Nicolas Montessuit, étudiant virtuel en grec ancien
Robin Delisle – Nicolas Montessuit, pouvez-vous vous présenter et dire ce qui vous a amené à vous intéresser au grec ancien ?
Nicolas Montessuit – Après des études de mathématiques, je suis devenu linguiste et informaticien. J’envisage les innovations logicielles non pas comme des gadgets technologiques (ce qu’elles sont souvent), mais comme des praxis révolutionnaires (ce qu’elles sont parfois). Agé de 28 ans, j’ai finalement décidé d’apprendre le grec… Tout jeune enfant, je caressais le rêve de parler toutes les langues. Bien sûr, c’est un rêve qui ne s’est jamais réalisé. Par la suite, à partir de l’adolescence, je suis devenu un grand lecteur de philosophie, mais je regrettais de ne pas avoir d’accès direct à Platon ou aux Présocratiques… J’aime aussi certains auteurs classiques comme Lucien de Samosate.
R.D – Nicolas Montessuit, pouvez vous expliquer en quelques mots ce qu’est un wikiwiki ?
N.M – Un wikiwiki est un site web où tout le monde peut ajouter de nouvelles pages ou bien modifier (sans limites) les pages déjà existantes. On peut encore tisser des réseaux de liens entre toutes ces pages. Ce n’est pas un forum, mais plutôt une expérience d’écriture collective, un bloc-notes partagé, un accumulatoire à idées, un outil pour le travail collaboratif…
R.D – Vous avez eu l’idée de mettre en ligne vos cours de grec ancien, mais ce sont des cours d’étudiant et non de professeur : à ma connaissance, c’est la première fois que cela se produit sur la Toile. Pouvez-vous expliquer ce qui vous a donné cette idée, et ce que vous attendez de cette mise en ligne bien peu ordinaire ?
N.M – Ha ! C’était peut-être un peu gonflé de ma part, après tout qu’est-ce que je connais au grec ancien ? En fait je reprends ce que je disais au sujet du wikiwiki : une sorte de carnet de notes personnelles, mais qui peut profiter aux autres, dans la mesure où tout le monde y a accès et peut l’amender… Je me suis dit que mettre par écrit mes cours de grec m’aiderait à les structurer, d’une part, et que les notes que j’avais prises pourraient servir à d’autres. C’est une logique de partage, disons.
R.D – Une fois de plus, on retrouve le grec à la pointe de technologies nouvelles sur la Toile : comment expliquez-vous ce fait étonnant ?

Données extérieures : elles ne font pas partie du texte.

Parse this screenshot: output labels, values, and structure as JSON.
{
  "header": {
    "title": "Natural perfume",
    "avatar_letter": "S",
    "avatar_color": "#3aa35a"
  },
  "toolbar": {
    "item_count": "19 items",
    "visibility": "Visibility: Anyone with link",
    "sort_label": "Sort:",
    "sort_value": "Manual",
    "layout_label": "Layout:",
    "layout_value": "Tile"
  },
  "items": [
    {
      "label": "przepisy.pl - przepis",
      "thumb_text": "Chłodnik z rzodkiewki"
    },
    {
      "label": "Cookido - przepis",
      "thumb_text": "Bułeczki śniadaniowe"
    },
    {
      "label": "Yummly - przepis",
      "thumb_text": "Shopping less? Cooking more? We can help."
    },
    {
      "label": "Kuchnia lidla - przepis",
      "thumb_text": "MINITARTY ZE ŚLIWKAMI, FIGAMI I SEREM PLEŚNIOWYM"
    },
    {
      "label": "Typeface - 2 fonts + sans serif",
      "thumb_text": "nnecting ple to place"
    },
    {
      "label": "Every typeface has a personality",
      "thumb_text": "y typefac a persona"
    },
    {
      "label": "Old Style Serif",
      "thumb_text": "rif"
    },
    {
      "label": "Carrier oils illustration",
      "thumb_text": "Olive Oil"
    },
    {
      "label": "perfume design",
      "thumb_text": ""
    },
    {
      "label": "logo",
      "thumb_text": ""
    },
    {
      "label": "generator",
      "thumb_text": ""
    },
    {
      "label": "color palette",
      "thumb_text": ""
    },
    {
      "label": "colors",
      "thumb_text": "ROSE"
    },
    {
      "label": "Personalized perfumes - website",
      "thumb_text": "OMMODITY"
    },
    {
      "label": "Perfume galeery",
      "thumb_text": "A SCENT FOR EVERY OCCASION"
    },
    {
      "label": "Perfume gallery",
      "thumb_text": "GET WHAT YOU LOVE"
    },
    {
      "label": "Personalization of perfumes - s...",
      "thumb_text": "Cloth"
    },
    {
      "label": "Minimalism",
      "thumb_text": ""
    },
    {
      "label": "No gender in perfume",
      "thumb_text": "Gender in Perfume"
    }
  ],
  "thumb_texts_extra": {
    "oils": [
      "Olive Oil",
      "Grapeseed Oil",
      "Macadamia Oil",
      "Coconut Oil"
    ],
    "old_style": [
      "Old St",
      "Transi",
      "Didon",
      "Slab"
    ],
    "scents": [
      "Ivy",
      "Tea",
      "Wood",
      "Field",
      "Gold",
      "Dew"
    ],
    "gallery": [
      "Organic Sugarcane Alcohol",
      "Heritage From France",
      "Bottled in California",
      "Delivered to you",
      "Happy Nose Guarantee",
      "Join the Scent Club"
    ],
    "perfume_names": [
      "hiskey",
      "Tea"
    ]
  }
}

N.M – C’est plutôt étonnant, en effet. Doit-on y voir la trace d’une certaine forme d’élitisme ? Pas forcément. En fait, un cours de grec ancien reste tout de même quelque chose de profondément humaniste, il suffit de penser au bénéfice qu’on peut en tirer quant à sa pratique de la philosophie ou des lettres… Comme d’autre part un certain nombre de pratiques logicielles « hacktivistes » s’efforcent d’augmenter la puissance d’agir de l’utilisateur (en offrant de nouvelles capacités de production ou de hiérarchisation de contenu, par exemple), on peut comprendre que ces deux mouvements, l’humanisme des textes reconnus et la mise en oeuvre moderne de nouvelles praxis intellectuelles, en fait, se rejoignent et se complètent.